Dynamic Modeling of Hand-Object Interactions via Tactile Sensing
- URL: http://arxiv.org/abs/2109.04378v1
- Date: Thu, 9 Sep 2021 16:04:14 GMT
- Title: Dynamic Modeling of Hand-Object Interactions via Tactile Sensing
- Authors: Qiang Zhang, Yunzhu Li, Yiyue Luo, Wan Shou, Michael Foshey, Junchi
Yan, Joshua B. Tenenbaum, Wojciech Matusik, Antonio Torralba
- Abstract summary: In this work, we employ a high-resolution tactile glove to perform four different interactive activities on a diversified set of objects.
We build our model on a cross-modal learning framework and generate the labels using a visual processing pipeline to supervise the tactile model.
This work takes a step on dynamics modeling in hand-object interactions from dense tactile sensing.
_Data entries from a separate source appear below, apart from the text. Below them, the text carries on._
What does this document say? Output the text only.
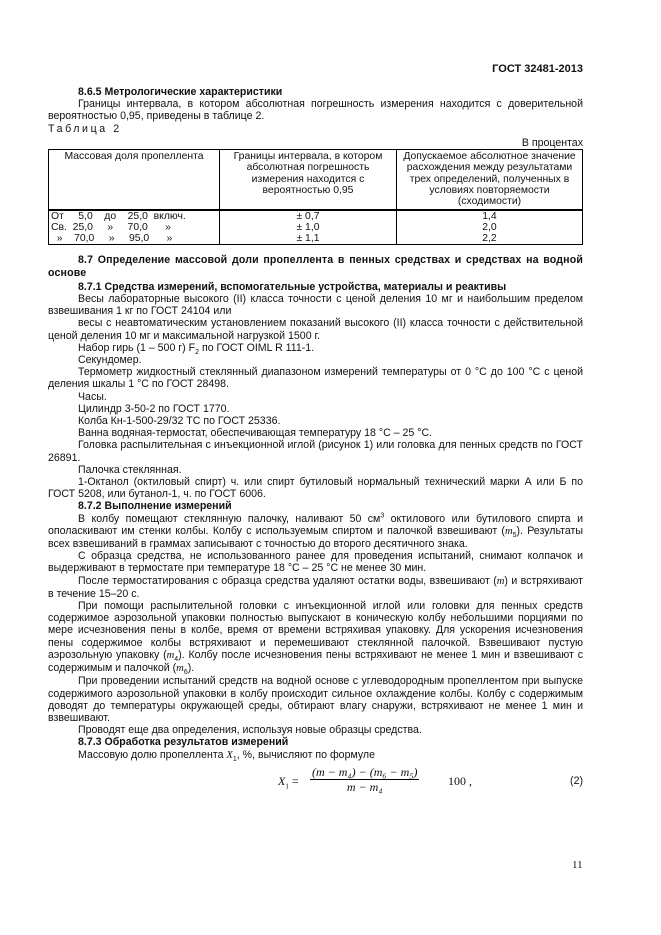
ГОСТ 32481-2013

8.6.5 Метрологические характеристики

Границы интервала, в котором абсолютная погрешность измерения находится с доверительной вероятностью 0,95, приведены в таблице 2.

Таблица 2

В процентах

Массовая доля пропеллента	Границы интервала, в котором абсолютная погрешность измерения находится с вероятностью 0,95	Допускаемое абсолютное значение расхождения между результатами трех определений, полученных в условиях повторяемости (сходимости)
От     5,0    до    25,0  включ.	± 0,7	1,4
Св.  25,0     »     70,0      »	± 1,0	2,0
»    70,0     »     95,0      »	± 1,1	2,2

8.7 Определение массовой доли пропеллента в пенных средствах и средствах на водной основе

8.7.1 Средства измерений, вспомогательные устройства, материалы и реактивы

Весы лабораторные высокого (II) класса точности с ценой деления 10 мг и наибольшим пределом взвешивания 1 кг по ГОСТ 24104 или

весы с неавтоматическим установлением показаний высокого (II) класса точности с действительной ценой деления 10 мг и максимальной нагрузкой 1500 г.

Набор гирь (1 – 500 г) $F_2$ по ГОСТ OIML R 111-1.

Секундомер.

Термометр жидкостный стеклянный диапазоном измерений температуры от 0 °С до 100 °С с ценой деления шкалы 1 °С по ГОСТ 28498.

Часы.

Цилиндр 3-50-2 по ГОСТ 1770.

Колба Кн-1-500-29/32 ТС по ГОСТ 25336.

Ванна водяная-термостат, обеспечивающая температуру 18 °С – 25 °С.

Головка распылительная с инъекционной иглой (рисунок 1) или головка для пенных средств по ГОСТ 26891.

Палочка стеклянная.

1-Октанол (октиловый спирт) ч. или спирт бутиловый нормальный технический марки А или Б по ГОСТ 5208, или бутанол-1, ч. по ГОСТ 6006.

8.7.2 Выполнение измерений

В колбу помещают стеклянную палочку, наливают 50 $см^3$ октилового или бутилового спирта и ополаскивают им стенки колбы. Колбу с используемым спиртом и палочкой взвешивают $(m_5)$. Результаты всех взвешиваний в граммах записывают с точностью до второго десятичного знака.

С образца средства, не использованного ранее для проведения испытаний, снимают колпачок и выдерживают в термостате при температуре 18 °С – 25 °С не менее 30 мин.

После термостатирования с образца средства удаляют остатки воды, взвешивают (m) и встряхивают в течение 15–20 с.

При помощи распылительной головки с инъекционной иглой или головки для пенных средств содержимое аэрозольной упаковки полностью выпускают в коническую колбу небольшими порциями по мере исчезновения пены в колбе, время от времени встряхивая упаковку. Для ускорения исчезновения пены содержимое колбы встряхивают и перемешивают стеклянной палочкой. Взвешивают пустую аэрозольную упаковку $(m_4)$. Колбу после исчезновения пены встряхивают не менее 1 мин и взвешивают с содержимым и палочкой $(m_6)$.

При проведении испытаний средств на водной основе с углеводородным пропеллентом при выпуске содержимого аэрозольной упаковки в колбу происходит сильное охлаждение колбы. Колбу с содержимым доводят до температуры окружающей среды, обтирают влагу снаружи, встряхивают не менее 1 мин и взвешивают.

Проводят еще два определения, используя новые образцы средства.

8.7.3 Обработка результатов измерений

Массовую долю пропеллента $X_1$, %, вычисляют по формуле

$X_1 = \frac{\text{(m − m₄) − (m₆ − m₅)}}{\text{m − m₄}} 100$ ,	(2)
11
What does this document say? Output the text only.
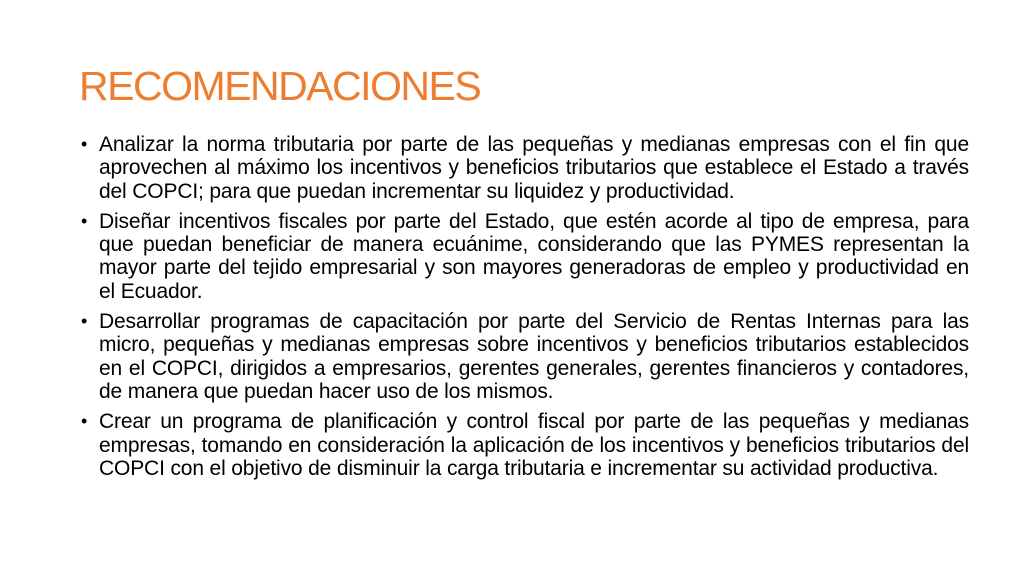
RECOMENDACIONES
• Analizar la norma tributaria por parte de las pequeñas y medianas empresas con el fin que aprovechen al máximo los incentivos y beneficios tributarios que establece el Estado a través del COPCI; para que puedan incrementar su liquidez y productividad.
• Diseñar incentivos fiscales por parte del Estado, que estén acorde al tipo de empresa, para que puedan beneficiar de manera ecuánime, considerando que las PYMES representan la mayor parte del tejido empresarial y son mayores generadoras de empleo y productividad en el Ecuador.
• Desarrollar programas de capacitación por parte del Servicio de Rentas Internas para las micro, pequeñas y medianas empresas sobre incentivos y beneficios tributarios establecidos en el COPCI, dirigidos a empresarios, gerentes generales, gerentes financieros y contadores, de manera que puedan hacer uso de los mismos.
• Crear un programa de planificación y control fiscal por parte de las pequeñas y medianas empresas, tomando en consideración la aplicación de los incentivos y beneficios tributarios del COPCI con el objetivo de disminuir la carga tributaria e incrementar su actividad productiva.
- Score: 133.52375730875696
- License: http://arxiv.org/licenses/nonexclusive-distrib/1.0/
- Abstract: Tactile sensing is critical for humans to perform everyday tasks. While
significant progress has been made in analyzing object grasping from vision, it
remains unclear how we can utilize tactile sensing to reason about and model
the dynamics of hand-object interactions. In this work, we employ a
high-resolution tactile glove to perform four different interactive activities
on a diversified set of objects. We build our model on a cross-modal learning
framework and generate the labels using a visual processing pipeline to
supervise the tactile model, which can then be used on its own during the test
time. The tactile model aims to predict the 3d locations of both the hand and
the object purely from the touch data by combining a predictive model and a
contrastive learning module. This framework can reason about the interaction
patterns from the tactile data, hallucinate the changes in the environment,
estimate the uncertainty of the prediction, and generalize to unseen objects.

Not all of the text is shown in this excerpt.